So God's another name is Adhokṣaja. Just like "Kṛṣṇa" is one name; "God" is general name. "God is great," and... We generally define like that: "God is great." But we do not know how great He is. That definition is given perfectly: "Kṛṣṇa." If you want a perfect definition of the word God, then it is Kṛṣṇa. Because Kṛṣṇa means all-attractive. All-attractive. Unless one is all-attractive, how one can be God, the great? The general definition is "the great." But this is a nicer definition. "Great" means all-attractive. Suppose you are very great in this city, just like you are Mr. Kennedy, or you are Mr. Rockefeller, or Mr. Ford. Just like in your country there are so many big men, by their richness—because they are very rich; they have got money—so they are attractive. So money is one of the feature of attraction. Therefore God must be the supreme wealthy person. Otherwise He is not God. Another attraction is beauty. So God must be the most beautiful. You have seen the picture of Kṛṣṇa so many times. Perhaps you are convinced that you have never seen such a beautiful picture, although He's little blackish. So in this way, "God," "Kṛṣṇa" means all-attractive. He's attractive by His opulences, six kinds opulences, which I have described many times in this class. Another name is adhokṣaja, this name here. He has got many millions and trillions of names, according to perception of the devotee or the knower. He is also known as Brahman, Paraṁ Brahman, Paramātmā, and Kṛṣṇa, Madhusūdana, Govinda. There are many millions and trillions of names of God, but in the Vedic literature it is said that out of all kinds of names designated... Not designated. Designated will be wrong word. Actually. Because God name, God's name is given according to His transcendental quality. Just like this word, "Kṛṣṇa." "Kṛṣṇa" means, real means the all-attractive. So because He has got transcendental qualities to attract everyone, He can attract the richest man, He can attract the most beautiful man or woman, He can attract the most strong man, He can attract the most wise man; therefore He's all-attractive. So adhokṣaja means you cannot perceive. You cannot have any actual idea of God by your mental speculation. He is called adhokṣaja.
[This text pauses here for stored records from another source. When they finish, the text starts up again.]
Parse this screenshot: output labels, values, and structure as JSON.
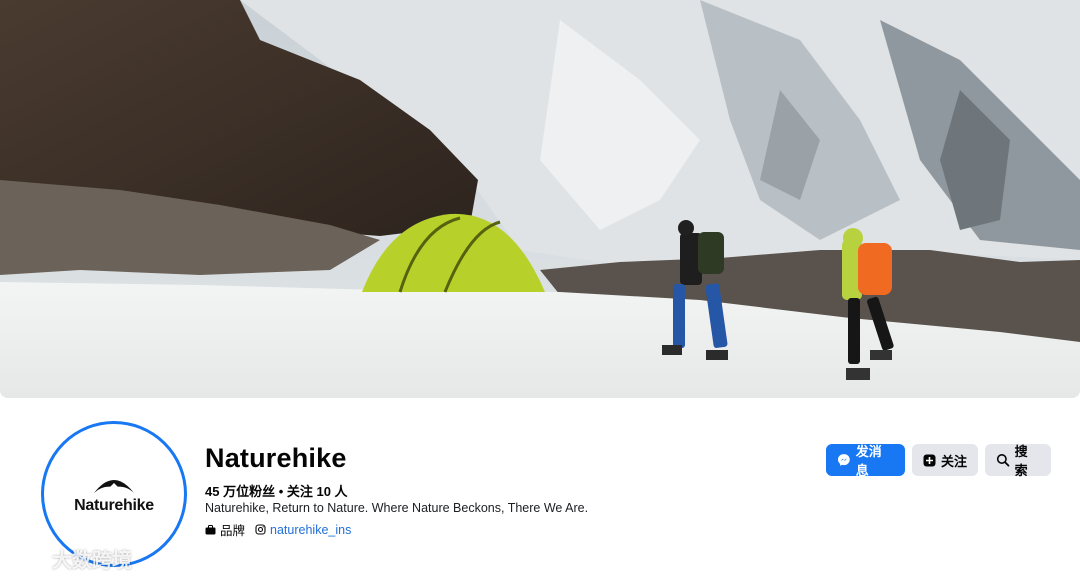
{
  "profile": {
    "name": "Naturehike",
    "followers_text": "45 万位粉丝",
    "separator": " • ",
    "following_text": "关注 10 人",
    "bio": "Naturehike, Return to Nature. Where Nature Beckons, There We Are.",
    "category": "品牌",
    "instagram_handle": "naturehike_ins",
    "avatar_logo_text": "Naturehike"
  },
  "actions": {
    "message_label": "发消息",
    "follow_label": "关注",
    "search_label": "搜索"
  },
  "watermark": {
    "text": "大数跨境"
  },
  "cover": {
    "description_icons": [
      "mountain",
      "tent",
      "hikers"
    ]
  },
  "colors": {
    "accent": "#1877f2",
    "secondary_button": "#e4e6eb",
    "link": "#216fdb"
  }
}
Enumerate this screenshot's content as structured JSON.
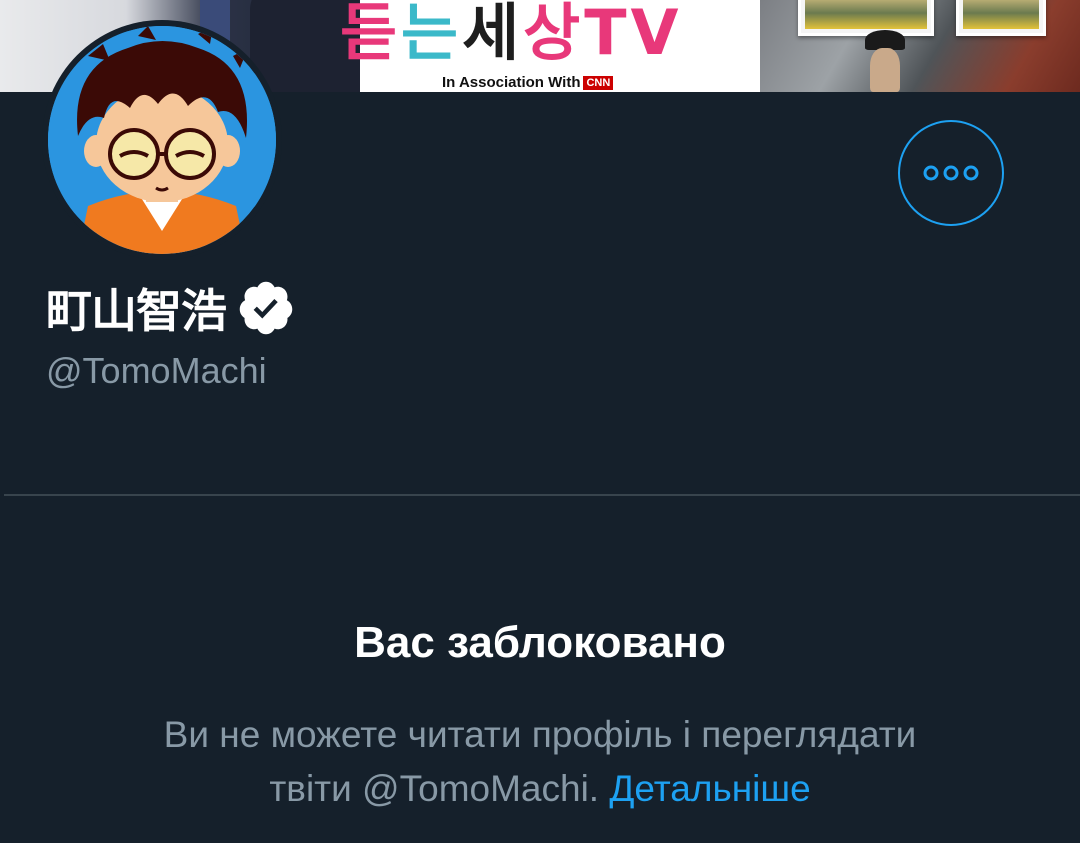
{
  "banner": {
    "logo_text": "듣는 세상 TV",
    "association": "In Association With",
    "cnn": "CNN"
  },
  "profile": {
    "display_name": "町山智浩",
    "handle": "@TomoMachi",
    "verified": true,
    "avatar_icon": "avatar-cartoon-glasses",
    "more_icon": "more-horizontal-icon"
  },
  "blocked": {
    "title": "Вас заблоковано",
    "message_part1": "Ви не можете читати профіль і переглядати",
    "message_part2": "твіти @TomoMachi. ",
    "learn_more": "Детальніше"
  },
  "colors": {
    "background": "#15202b",
    "accent": "#1da1f2",
    "secondary_text": "#8899a6",
    "divider": "#38444d"
  }
}
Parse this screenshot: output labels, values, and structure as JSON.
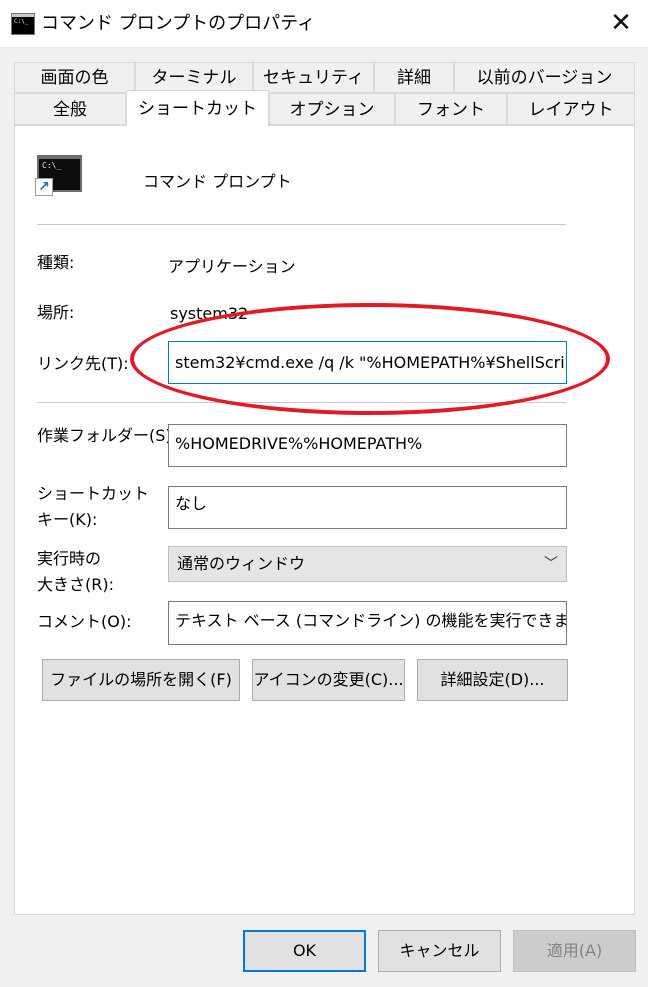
{
  "window": {
    "title": "コマンド プロンプトのプロパティ",
    "close_glyph": "✕",
    "icon_text": "C:\\_"
  },
  "tabs": {
    "row1": [
      "画面の色",
      "ターミナル",
      "セキュリティ",
      "詳細",
      "以前のバージョン"
    ],
    "row2": [
      "全般",
      "ショートカット",
      "オプション",
      "フォント",
      "レイアウト"
    ],
    "active": "ショートカット"
  },
  "shortcut": {
    "icon_text": "C:\\_",
    "arrow_glyph": "↗",
    "name": "コマンド プロンプト",
    "type_label": "種類:",
    "type_value": "アプリケーション",
    "location_label": "場所:",
    "location_value": "system32",
    "target_label": "リンク先(T):",
    "target_value": "stem32¥cmd.exe /q /k \"%HOMEPATH%¥ShellScri",
    "workdir_label": "作業フォルダー(S):",
    "workdir_value": "%HOMEDRIVE%%HOMEPATH%",
    "hotkey_label_line1": "ショートカット",
    "hotkey_label_line2": "キー(K):",
    "hotkey_value": "なし",
    "size_label_line1": "実行時の",
    "size_label_line2": "大きさ(R):",
    "size_value": "通常のウィンドウ",
    "comment_label": "コメント(O):",
    "comment_value": "テキスト ベース (コマンドライン) の機能を実行できます。"
  },
  "buttons": {
    "open_location": "ファイルの場所を開く(F)",
    "change_icon": "アイコンの変更(C)...",
    "advanced": "詳細設定(D)...",
    "ok": "OK",
    "cancel": "キャンセル",
    "apply": "適用(A)"
  },
  "colors": {
    "highlight": "#e21a26",
    "focus": "#0078d7"
  }
}
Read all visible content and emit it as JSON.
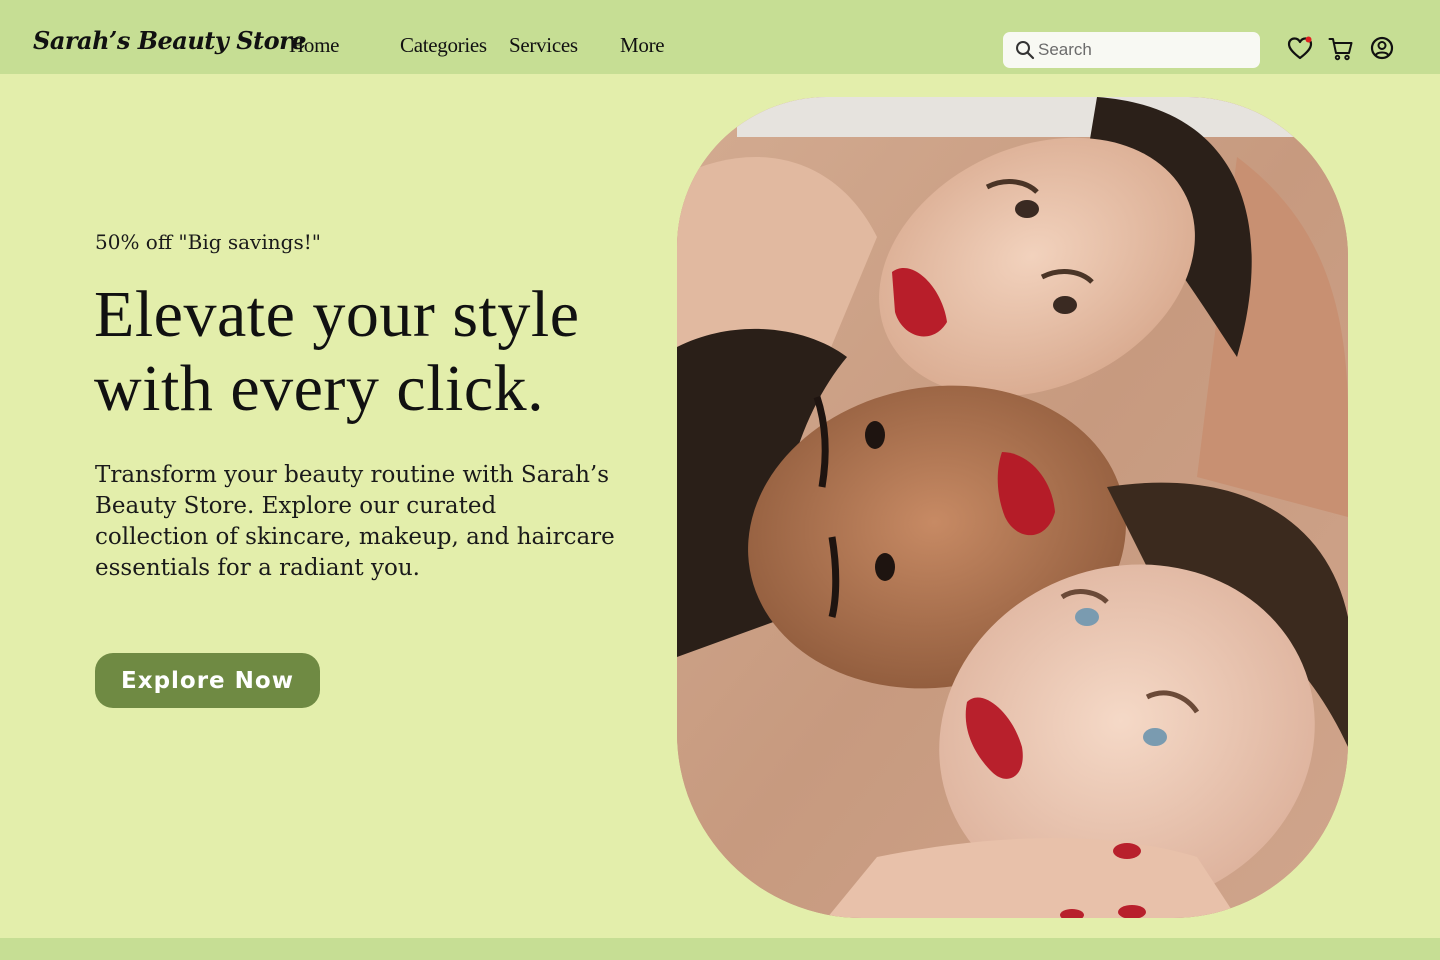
{
  "brand": {
    "name": "Sarah’s Beauty Store"
  },
  "nav": {
    "items": [
      {
        "label": "Home"
      },
      {
        "label": "Categories"
      },
      {
        "label": "Services"
      },
      {
        "label": "More"
      }
    ]
  },
  "search": {
    "placeholder": "Search",
    "value": ""
  },
  "header_icons": [
    "heart-icon",
    "cart-icon",
    "user-account-icon"
  ],
  "hero": {
    "promo": "50% off \"Big savings!\"",
    "headline": "Elevate your style with every click.",
    "description": "Transform your beauty routine with Sarah’s Beauty Store. Explore our curated collection of skincare, makeup, and haircare essentials for a radiant you.",
    "cta_label": "Explore Now"
  },
  "colors": {
    "header_bg": "#c6de94",
    "page_bg": "#e3eeab",
    "button_bg": "#6f8a43",
    "notification_dot": "#e02020"
  }
}
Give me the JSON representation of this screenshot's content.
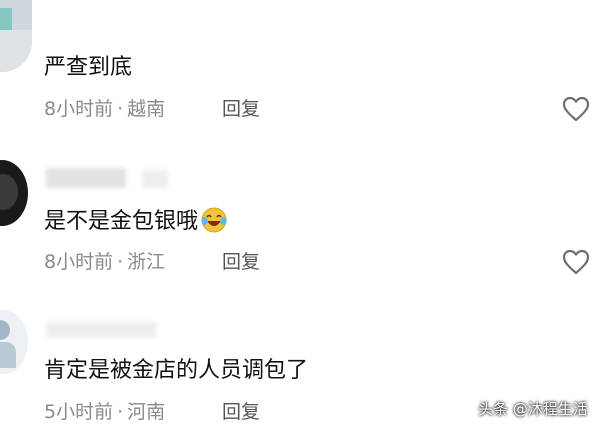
{
  "comments": [
    {
      "text": "严查到底",
      "time": "8小时前",
      "location": "越南",
      "reply": "回复"
    },
    {
      "text": "是不是金包银哦",
      "emoji": "laughing-tears-emoji",
      "time": "8小时前",
      "location": "浙江",
      "reply": "回复"
    },
    {
      "text": "肯定是被金店的人员调包了",
      "time": "5小时前",
      "location": "河南",
      "reply": "回复"
    }
  ],
  "separator": "·",
  "icons": {
    "like": "heart-outline-icon"
  },
  "watermark": "头条 @沐程生活",
  "colors": {
    "text": "#111111",
    "meta": "#8a8a8a",
    "reply": "#555555",
    "background": "#ffffff"
  }
}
So here the definition is adhokṣaja means God, the Supreme Lord. The definition is: that principle of religion is the best by which you can develop your devotion or love for the Supreme Personality of Godhead. How nice this definition is, just try to understand. You may follow Christianism or Hinduism or Buddhism or Muhammadanism—it doesn't matter. The test is how far you have developed love of God. That is the test. If you have developed the sense of love for God, then it is to be understood that you have actually followed the religious principle. Not the rituals that go in a hectic way to a temple or to a mosque or to a church, and as a matter of formalities you pay something and come back and do all nonsense of things. That is not religion. Religion is how far you have... Just like in the same way a man is supposed to be great. How? He is considered a great man if he has got riches or he has got knowledge or he has got influence or he has got beauty, so many things. So similarly, how a man can be tested that he is a man of religious principles? The test is that whether he has developed love of God. Then he is religious. Just see how nice definition. Is there any nicer definition of religion than it is stated in the Śrīmad-Bhāgavatam? Can you say? The one word, sa vai puṁsāṁ paro dharmaḥ, that is the best kind of religious principle to be followed, by which one can develop love of God, yato bhaktir adhokṣaje.
"Oh, yes, I have love of God. I love God." That's all right. But what kind of love? Because we have got love in this experience of this world. A man has got love for the beautiful girl. How long? So long (he) she is beautiful. That's all. And a girl loves a boy—for how long? Oh, so long his pocket is all right. So this is not love. This is not love. This is lust. I love your skin, I love your money, or I love you for some reason. Oh, that is not love. Here it is stated, "What kind of love of God?" Ahaitukī: "Without any cause." Not that, "My dear God, I love You because You supply me my daily bread." "Oh God, give me my daily bread." This is our prayer. Either in church or in temple, the same thing. In a temple also, generally people go, "My dear Kṛṣṇa, I am in difficulty. Please get me out of it," or "I am in need of some money. Kindly give me a million dollars." Like that. So this is not love of God. This is also very good, that is stated in the Śrīmad-Bhāgavatam, er, Bhagavad-gītā: catur-vidhā bhajante māṁ sukṛtino 'rjuna. If anyone goes to God for asking some benefit, he's also pious man. But he's not a devotee. He may be counted in the list of pious men because he recognizes God, the Supreme; therefore he is pious. But he has not developed the highest principle of religion, love of God.